1001th played so far
Genre: Interactive Fiction
Platform: Various
Year of Release: 1984
Developer: Infocom
Publisher: Infocom
So this is weird. If there had not been a second edition of the book, I would be done now – instead I’m going into overtime. I’m playing the final double digit game – it was the last game remaining for it and is one of those weirdly eccentric entries that deserves it. And sticking with our milestone + 1 rule, Infocom feels a bit like its own indie of the day – independent with its own niche – even if it was really a big publisher of its day. And since it’s part-designed by Douglas Adams, this is also another version of the story that we’ve seen told before in radio, book, TV and movie form.
I’ve been looking forward to this one.
Interactive Fiction
Partially due to my own edits, the interactive fiction bag has been a bit of a mix of games. What you get, to a greater or lesser extent, is the focus on and experimentation with storytelling, at times combined with puzzle solving. That’s abundantly clear in the exploration of A Mind Forever Voyaging and the oddities of Thirty Flights of Loving, but I feel that it’s also a genre that has exploded in the decade after the book’s publishing. While they’ve been referred to with the deriding term ‘walking simulator’, there have been a lot of games that took gameplay elements and moved them to focusing on their story, with a differing amount of other interactions. In fact, as I write this I finished What Remains of Edith Finch a day ago and its structure of voice overs while you play simple mini games is an evolution of what started with Infocom’s experiments with narrative.
While I wouldn’t have said this a decade ago, it feels like this is the purest expression of video games as art – a system that tells a story and creates an emotional response in part through the way you interact with it, as an active participant rather than a passive observer. It shows the power of the medium, and it’s been the smaller indie developers that really pushed it. It’s a small fraction of the list, but it also contains the games that had the biggest impact on my thoughts of what a game is.
Our Thoughts
It feels almost inevitable than any interpretation of Hitchhiker’s Guide to the Galaxy feels a bit like fan fiction, even if (as is the case here) Douglas Adams had a hand in it. For the video game, that means that the initial scenes are incredibly familiar – wake up, lie in front of a bulldozer, get teleported to a Vogon spaceship – are all there. Playing as Arthur Dent, though, means that your perspective on these is quite different. You know what instructions to follow, but Ford going off means you have to trust that what happens makes sense. While the initial beats of the story stay the same, they diverge at one point as you can dive into the memories of several of the known characters, seeing major scenes from their perspective and with their take on it.
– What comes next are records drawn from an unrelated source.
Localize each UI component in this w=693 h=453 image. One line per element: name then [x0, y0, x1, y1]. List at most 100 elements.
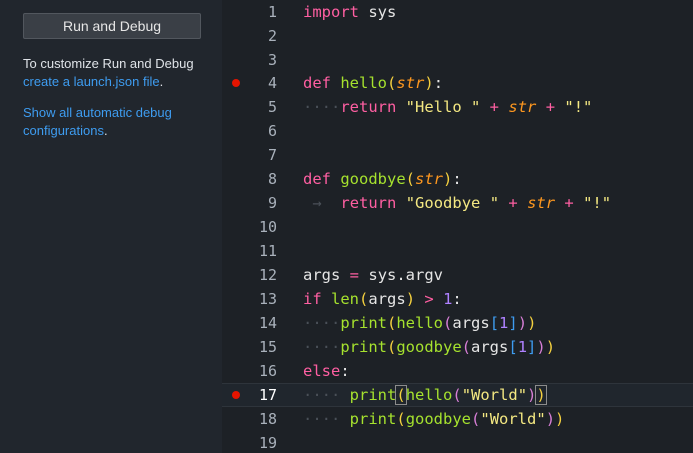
- number-literal: 1: [499, 314, 509, 332]
- function-name: goodbye: [405, 410, 472, 428]
- operator: >: [424, 290, 434, 308]
- line-code: args = sys.argv: [303, 263, 443, 287]
- code-line[interactable]: 1 import sys: [222, 0, 693, 24]
- period: .: [103, 123, 108, 138]
- line-number[interactable]: 14: [242, 311, 277, 335]
- function-name: print: [340, 314, 387, 332]
- code-line[interactable]: 11: [222, 239, 693, 263]
- code-line-current[interactable]: 17 ···· print(hello("World")): [222, 383, 693, 407]
- function-name: goodbye: [396, 338, 462, 356]
- line-code: import sys: [303, 0, 396, 24]
- show-automatic-debug-configurations-link[interactable]: Show all automatic debug configurations: [23, 105, 172, 138]
- string-literal: "World": [461, 386, 528, 404]
- operator: +: [508, 194, 518, 212]
- line-number[interactable]: 3: [242, 48, 277, 72]
- vscode-window: Run and Debug To customize Run and Debug…: [0, 0, 693, 453]
- line-code: else:: [303, 362, 350, 380]
- parameter: str: [396, 74, 425, 92]
- line-code: ····print(hello(args[1])): [303, 314, 537, 332]
- code-line[interactable]: 10: [222, 215, 693, 239]
- customize-label: To customize Run and Debug: [23, 56, 194, 71]
- code-line[interactable]: 3: [222, 48, 693, 72]
- string-literal: "Hello ": [405, 98, 481, 116]
- line-number[interactable]: 4: [242, 71, 277, 95]
- breakpoint-icon[interactable]: [232, 391, 240, 399]
- code-line[interactable]: 14 ····print(hello(args[1])): [222, 311, 693, 335]
- parameter: str: [527, 194, 556, 212]
- customize-text: To customize Run and Debug create a laun…: [23, 55, 213, 91]
- line-code: ····return "Hello " + str + "!": [303, 95, 592, 119]
- line-number[interactable]: 2: [242, 24, 277, 48]
- string-literal: "Goodbye ": [405, 194, 500, 212]
- code-line[interactable]: 19: [222, 431, 693, 453]
- code-line[interactable]: 12 args = sys.argv: [222, 263, 693, 287]
- code-line[interactable]: 2: [222, 24, 693, 48]
- line-code: ···· print(hello("World")): [303, 385, 547, 405]
- function-name: hello: [405, 386, 453, 404]
- breakpoint-icon[interactable]: [232, 79, 240, 87]
- line-number[interactable]: 11: [242, 239, 277, 263]
- whitespace-marker: ····: [303, 410, 341, 428]
- line-number[interactable]: 6: [242, 119, 277, 143]
- operator: +: [489, 98, 500, 116]
- identifier: args: [303, 266, 341, 284]
- code-line[interactable]: 4 def hello(str):: [222, 71, 693, 95]
- line-code: if len(args) > 1:: [303, 290, 462, 308]
- line-number[interactable]: 13: [242, 287, 277, 311]
- identifier: args: [368, 290, 406, 308]
- operator: +: [545, 98, 556, 116]
- code-line[interactable]: 8 def goodbye(str):: [222, 167, 693, 191]
- code-line[interactable]: 9 → return "Goodbye " + str + "!": [222, 191, 693, 215]
- whitespace-marker: ····: [303, 338, 341, 356]
- code-line[interactable]: 6: [222, 119, 693, 143]
- code-line[interactable]: 7: [222, 143, 693, 167]
- show-configs-text: Show all automatic debug configurations.: [23, 104, 213, 140]
- period: .: [159, 74, 164, 89]
- operator: =: [349, 266, 360, 284]
- code-line[interactable]: 16 else:: [222, 359, 693, 383]
- number-literal: 1: [443, 290, 453, 308]
- function-name: hello: [340, 74, 388, 92]
- line-number[interactable]: 17: [242, 383, 277, 407]
- keyword-return: return: [340, 194, 397, 212]
- code-line[interactable]: 15 ····print(goodbye(args[1])): [222, 335, 693, 359]
- parameter: str: [415, 170, 444, 188]
- whitespace-marker: ····: [303, 98, 341, 116]
- keyword-import: import: [303, 3, 359, 21]
- identifier: sys.argv: [368, 266, 444, 284]
- function-name: print: [349, 410, 397, 428]
- code-editor[interactable]: 1 import sys 2 3 4 def hello(str): 5 ···…: [222, 0, 693, 453]
- keyword-else: else: [303, 362, 341, 380]
- create-launch-json-link[interactable]: create a launch.json file: [23, 74, 160, 89]
- line-number[interactable]: 7: [242, 143, 277, 167]
- keyword-def: def: [303, 170, 331, 188]
- number-literal: 1: [517, 338, 528, 356]
- line-number[interactable]: 9: [242, 191, 277, 215]
- run-and-debug-button[interactable]: Run and Debug: [23, 13, 201, 39]
- code-line[interactable]: 13 if len(args) > 1:: [222, 287, 693, 311]
- tab-arrow: →: [312, 194, 322, 212]
- function-name: goodbye: [340, 170, 406, 188]
- line-number[interactable]: 12: [242, 263, 277, 287]
- tab-marker-icon: →: [303, 194, 340, 212]
- function-name: len: [331, 290, 360, 308]
- run-debug-sidebar: Run and Debug To customize Run and Debug…: [0, 0, 222, 453]
- keyword-def: def: [303, 74, 331, 92]
- line-number[interactable]: 10: [242, 215, 277, 239]
- line-number[interactable]: 1: [242, 0, 277, 24]
- line-number[interactable]: 8: [242, 167, 277, 191]
- line-number[interactable]: 18: [242, 407, 277, 431]
- line-number[interactable]: 19: [242, 431, 277, 453]
- keyword-return: return: [340, 98, 397, 116]
- function-name: print: [349, 386, 397, 404]
- whitespace-marker: ····: [303, 386, 341, 404]
- line-number[interactable]: 16: [242, 359, 277, 383]
- code-line[interactable]: 5 ····return "Hello " + str + "!": [222, 95, 693, 119]
- line-number[interactable]: 5: [242, 95, 277, 119]
- line-code: ···· print(goodbye("World")): [303, 410, 565, 428]
- string-literal: "!": [564, 98, 593, 116]
- line-code: def hello(str):: [303, 74, 444, 92]
- line-code: ····print(goodbye(args[1])): [303, 338, 556, 356]
- code-line[interactable]: 18 ···· print(goodbye("World")): [222, 407, 693, 431]
- line-number[interactable]: 15: [242, 335, 277, 359]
Aside from a nice way to get in the moments you almost expect to see, it feels like a really good way to enhance the storytelling in a way that you don’t get in a more passive work, especially not outside the books. It only covers a small amount of the story from other works, but it’s satisfying in what it does have.
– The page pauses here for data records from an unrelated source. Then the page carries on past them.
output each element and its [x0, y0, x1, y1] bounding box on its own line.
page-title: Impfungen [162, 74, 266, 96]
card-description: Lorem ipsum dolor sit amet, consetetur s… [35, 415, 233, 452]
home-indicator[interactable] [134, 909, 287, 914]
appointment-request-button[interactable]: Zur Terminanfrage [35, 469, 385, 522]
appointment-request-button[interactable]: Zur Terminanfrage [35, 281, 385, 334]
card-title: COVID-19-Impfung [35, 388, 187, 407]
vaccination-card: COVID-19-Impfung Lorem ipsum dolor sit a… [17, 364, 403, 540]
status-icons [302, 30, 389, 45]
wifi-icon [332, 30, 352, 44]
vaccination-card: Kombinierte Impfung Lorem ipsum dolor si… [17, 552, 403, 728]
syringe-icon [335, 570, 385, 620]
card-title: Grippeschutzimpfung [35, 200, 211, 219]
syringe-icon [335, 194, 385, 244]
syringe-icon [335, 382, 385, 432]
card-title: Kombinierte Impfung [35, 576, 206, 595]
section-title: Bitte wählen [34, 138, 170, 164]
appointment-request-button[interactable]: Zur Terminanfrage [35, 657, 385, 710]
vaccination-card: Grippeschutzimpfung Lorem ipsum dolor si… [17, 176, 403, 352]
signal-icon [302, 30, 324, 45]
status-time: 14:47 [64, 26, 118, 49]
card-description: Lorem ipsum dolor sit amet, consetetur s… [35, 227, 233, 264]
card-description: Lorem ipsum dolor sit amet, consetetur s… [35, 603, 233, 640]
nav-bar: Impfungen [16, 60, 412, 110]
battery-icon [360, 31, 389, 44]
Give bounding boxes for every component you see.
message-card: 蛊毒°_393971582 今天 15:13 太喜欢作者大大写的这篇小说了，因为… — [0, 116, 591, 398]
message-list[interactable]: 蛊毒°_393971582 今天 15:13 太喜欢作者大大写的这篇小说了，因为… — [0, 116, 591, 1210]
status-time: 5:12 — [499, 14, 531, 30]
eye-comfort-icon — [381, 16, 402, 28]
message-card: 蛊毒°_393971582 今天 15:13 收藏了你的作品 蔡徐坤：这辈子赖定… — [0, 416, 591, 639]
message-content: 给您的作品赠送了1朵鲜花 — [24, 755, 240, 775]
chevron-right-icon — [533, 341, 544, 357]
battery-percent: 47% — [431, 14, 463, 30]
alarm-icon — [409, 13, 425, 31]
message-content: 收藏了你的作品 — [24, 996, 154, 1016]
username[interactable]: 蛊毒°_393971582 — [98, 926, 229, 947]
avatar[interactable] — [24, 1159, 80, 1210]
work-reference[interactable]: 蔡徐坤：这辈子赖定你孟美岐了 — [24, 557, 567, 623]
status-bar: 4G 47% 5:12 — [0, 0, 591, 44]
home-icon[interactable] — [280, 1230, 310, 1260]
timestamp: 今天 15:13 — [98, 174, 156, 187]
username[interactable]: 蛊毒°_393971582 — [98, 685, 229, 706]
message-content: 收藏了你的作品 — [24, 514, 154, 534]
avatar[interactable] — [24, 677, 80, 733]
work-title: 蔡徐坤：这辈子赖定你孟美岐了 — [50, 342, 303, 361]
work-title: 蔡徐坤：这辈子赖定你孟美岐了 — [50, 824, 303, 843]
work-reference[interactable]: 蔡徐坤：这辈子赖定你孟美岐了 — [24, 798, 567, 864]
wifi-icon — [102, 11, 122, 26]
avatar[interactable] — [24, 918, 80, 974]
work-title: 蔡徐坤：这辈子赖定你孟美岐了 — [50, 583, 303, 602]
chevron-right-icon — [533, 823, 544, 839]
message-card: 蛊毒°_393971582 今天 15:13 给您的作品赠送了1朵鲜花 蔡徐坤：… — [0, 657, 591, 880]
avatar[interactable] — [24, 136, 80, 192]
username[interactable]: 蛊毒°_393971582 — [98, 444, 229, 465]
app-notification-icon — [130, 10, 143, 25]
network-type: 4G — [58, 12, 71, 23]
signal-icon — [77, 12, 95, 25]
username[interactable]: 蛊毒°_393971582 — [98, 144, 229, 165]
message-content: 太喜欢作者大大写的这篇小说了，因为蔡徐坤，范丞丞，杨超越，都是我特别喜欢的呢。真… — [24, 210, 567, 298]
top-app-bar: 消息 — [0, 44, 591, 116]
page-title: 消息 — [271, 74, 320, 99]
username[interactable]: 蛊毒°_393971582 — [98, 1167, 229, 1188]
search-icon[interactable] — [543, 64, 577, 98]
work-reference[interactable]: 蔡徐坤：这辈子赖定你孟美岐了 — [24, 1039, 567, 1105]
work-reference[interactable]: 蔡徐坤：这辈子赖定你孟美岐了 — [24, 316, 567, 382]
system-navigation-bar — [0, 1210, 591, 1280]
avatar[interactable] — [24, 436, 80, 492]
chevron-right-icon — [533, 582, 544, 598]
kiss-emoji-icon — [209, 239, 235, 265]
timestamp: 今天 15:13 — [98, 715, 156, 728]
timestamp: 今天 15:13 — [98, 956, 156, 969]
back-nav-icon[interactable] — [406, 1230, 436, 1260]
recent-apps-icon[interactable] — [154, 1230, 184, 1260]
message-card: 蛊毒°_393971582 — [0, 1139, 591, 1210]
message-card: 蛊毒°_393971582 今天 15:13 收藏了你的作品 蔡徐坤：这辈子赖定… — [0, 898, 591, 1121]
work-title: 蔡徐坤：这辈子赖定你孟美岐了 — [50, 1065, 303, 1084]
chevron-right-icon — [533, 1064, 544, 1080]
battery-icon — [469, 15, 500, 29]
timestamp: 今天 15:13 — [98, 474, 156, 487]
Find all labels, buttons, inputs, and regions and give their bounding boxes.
It’s more difficult to say the same from the other side, when it comes to the puzzles the game has. There are a lot of options and blind alleys that leave you in trouble long after you made the initial decision. I soon switched to playing with a guide to avoid the pitfalls (and there are many, even with a guide I messed up the timing of a few events) and my enjoyment increased immensely as I could actually see the story beats, while using some save games to follow other paths. It’s neat once you do that, but it does feel like a flaw in the core game, albeit a flaw I expect from the era.
Final Thoughts
I don’t think Hitchhiker’s Guide to the Galaxy, the video game, would work as well as just telling a story. The parts where you have to go around, take certain actions and react to the world work to tell of what you’re doing, and the many failure situations work to explore why you need to do them. On the other hand, it feels like the gameplay and puzzles are a bit too difficult to keep track of, and almost delight in their cruelty when you miss doing something. A guide and save games help, but if I didn’t have both to help me, it feels like it would have really tested my patience.